THE MISTAKE OF REFUSING

The equal and alternative error when we are confronted with God's process of training is to "refuse" as did the Children of Israel. The word the writer was using in the Greek occurs three times in the chapter: twice in verse 25: "See that yerefuse not him that speaketh. For if they escaped not, when they refused him that warned them on earth ...", and once in verse 19, where it is translated: "they that heard intreated that no word more should be spoken unto them." In each case, it has the sense of to 'beg off' some event or some responsibility. For the Children of Israel, the events of Sinai were altogether too much; they brought the relationship of God to man on to far too personal a basis.
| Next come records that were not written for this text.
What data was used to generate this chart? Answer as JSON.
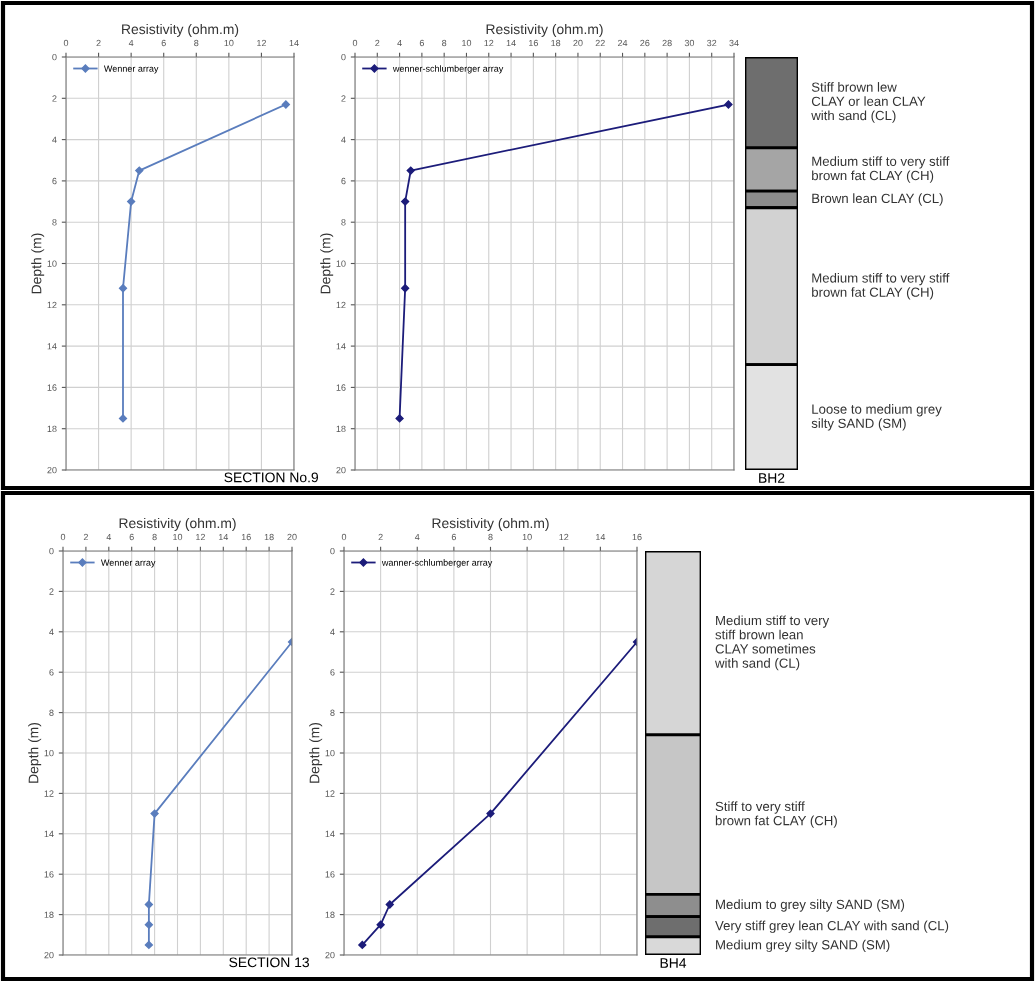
{
  "chart_data": [
    {
      "type": "line",
      "xlabel": "Resistivity (ohm.m)",
      "ylabel": "Depth (m)",
      "xlim": [
        0,
        14
      ],
      "xticks": [
        0,
        2,
        4,
        6,
        8,
        10,
        12,
        14
      ],
      "ylim": [
        20,
        0
      ],
      "yticks": [
        0,
        2,
        4,
        6,
        8,
        10,
        12,
        14,
        16,
        18,
        20
      ],
      "grid": true,
      "legend": "top left",
      "marker": "diamond",
      "line_style": "solid",
      "annotations": [
        "SECTION No.9"
      ],
      "series": [
        {
          "name": "Wenner array",
          "color": "#5a7dbd",
          "x": [
            13.5,
            4.5,
            4,
            3.5,
            3.5
          ],
          "values": [
            2.3,
            5.5,
            7,
            11.2,
            17.5
          ]
        }
      ]
    },
    {
      "type": "line",
      "xlabel": "Resistivity (ohm.m)",
      "ylabel": "Depth (m)",
      "xlim": [
        0,
        34
      ],
      "xticks": [
        0,
        2,
        4,
        6,
        8,
        10,
        12,
        14,
        16,
        18,
        20,
        22,
        24,
        26,
        28,
        30,
        32,
        34
      ],
      "ylim": [
        20,
        0
      ],
      "yticks": [
        0,
        2,
        4,
        6,
        8,
        10,
        12,
        14,
        16,
        18,
        20
      ],
      "grid": true,
      "legend": "top left",
      "marker": "diamond",
      "line_style": "solid",
      "series": [
        {
          "name": "wenner-schlumberger array",
          "color": "#1c1c7a",
          "x": [
            33.5,
            5,
            4.5,
            4.5,
            4
          ],
          "values": [
            2.3,
            5.5,
            7,
            11.2,
            17.5
          ]
        }
      ]
    },
    {
      "type": "bar",
      "stacked": true,
      "categories": [
        "BH2"
      ],
      "ylim": [
        20,
        0
      ],
      "tick_labels": "x",
      "series": [
        {
          "name": "Stiff brown lew\nCLAY or lean CLAY\nwith sand (CL)",
          "color": "#6e6e6e",
          "values": [
            4.4
          ]
        },
        {
          "name": "Medium stiff to very stiff\nbrown fat CLAY (CH)",
          "color": "#a5a5a5",
          "values": [
            2.1
          ]
        },
        {
          "name": "Brown lean CLAY (CL)",
          "color": "#8c8c8c",
          "values": [
            0.8
          ]
        },
        {
          "name": "Medium stiff to very stiff\nbrown fat CLAY (CH)",
          "color": "#d2d2d2",
          "values": [
            7.6
          ]
        },
        {
          "name": "Loose to medium grey\nsilty SAND (SM)",
          "color": "#e2e2e2",
          "values": [
            5.1
          ]
        }
      ]
    },
    {
      "type": "line",
      "xlabel": "Resistivity (ohm.m)",
      "ylabel": "Depth (m)",
      "xlim": [
        0,
        20
      ],
      "xticks": [
        0,
        2,
        4,
        6,
        8,
        10,
        12,
        14,
        16,
        18,
        20
      ],
      "ylim": [
        20,
        0
      ],
      "yticks": [
        0,
        2,
        4,
        6,
        8,
        10,
        12,
        14,
        16,
        18,
        20
      ],
      "grid": true,
      "legend": "top left",
      "marker": "diamond",
      "line_style": "solid",
      "annotations": [
        "SECTION 13"
      ],
      "series": [
        {
          "name": "Wenner array",
          "color": "#5a7dbd",
          "x": [
            20,
            8,
            7.5,
            7.5,
            7.5
          ],
          "values": [
            4.5,
            13,
            17.5,
            18.5,
            19.5
          ]
        }
      ]
    },
    {
      "type": "line",
      "xlabel": "Resistivity (ohm.m)",
      "ylabel": "Depth (m)",
      "xlim": [
        0,
        16
      ],
      "xticks": [
        0,
        2,
        4,
        6,
        8,
        10,
        12,
        14,
        16
      ],
      "ylim": [
        20,
        0
      ],
      "yticks": [
        0,
        2,
        4,
        6,
        8,
        10,
        12,
        14,
        16,
        18,
        20
      ],
      "grid": true,
      "legend": "top left",
      "marker": "diamond",
      "line_style": "solid",
      "series": [
        {
          "name": "wanner-schlumberger array",
          "color": "#1c1c7a",
          "x": [
            16,
            8,
            2.5,
            2,
            1
          ],
          "values": [
            4.5,
            13,
            17.5,
            18.5,
            19.5
          ]
        }
      ]
    },
    {
      "type": "bar",
      "stacked": true,
      "categories": [
        "BH4"
      ],
      "ylim": [
        20,
        0
      ],
      "tick_labels": "x",
      "series": [
        {
          "name": "Medium stiff to very\nstiff brown lean\nCLAY sometimes\nwith sand (CL)",
          "color": "#d6d6d6",
          "values": [
            9.1
          ]
        },
        {
          "name": "Stiff to very stiff\nbrown fat CLAY (CH)",
          "color": "#c6c6c6",
          "values": [
            7.9
          ]
        },
        {
          "name": "Medium to grey silty SAND (SM)",
          "color": "#8e8e8e",
          "values": [
            1.1
          ]
        },
        {
          "name": "Very stiff grey lean CLAY with sand (CL)",
          "color": "#6e6e6e",
          "values": [
            1.0
          ]
        },
        {
          "name": "Medium grey silty SAND (SM)",
          "color": "#d9d9d9",
          "values": [
            0.9
          ]
        }
      ]
    }
  ]
}
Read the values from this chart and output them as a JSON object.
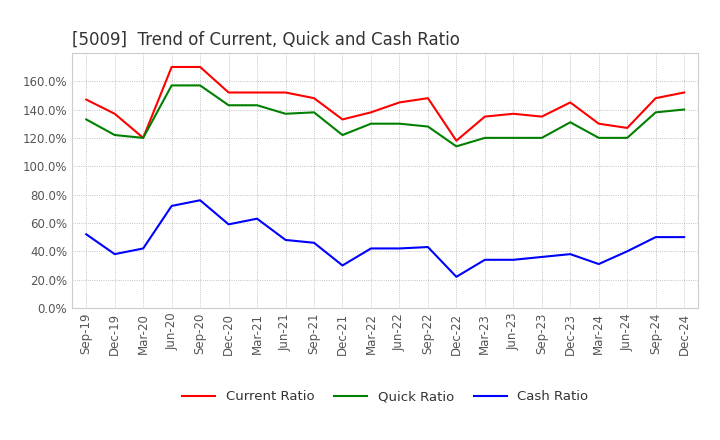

The people preferred a God who remained aloof, remote and silent. When He appeared before them in glory and made demands upon them their reaction was, quite simply, 'Count me out'. And with that they condemned themselves and their descendants to a second-hand knowledge of God in perpetuity.

At that, they had an excuse! The sights and sounds of Sinai may well have been overpowering; even Moses was scared. But for us who follow on later, there is no such excuse. In the light of all the revelation that men have received since the days of Sinai, we know now what lay behind that "blackness and darkness". We know that the mountain of God is not forbidding but accessible; that it is full of His creatures enjoying His presence and, best of all, that access to it is held open for us by the Lord Jesus, whose blood secures our acceptance and our righteousness. Knowing all this, how dare we 'beg off'? Rather let us, says the writer, have thankfulness (verse 28, margin) -- thankfulness that God has provided this access; that there is a day of grace and a school for our training; that there is a divine intention to make us holy. For, in the last analysis, Sinai was not an illusion. Our God is a God of grace. He is also a God of consuming fire.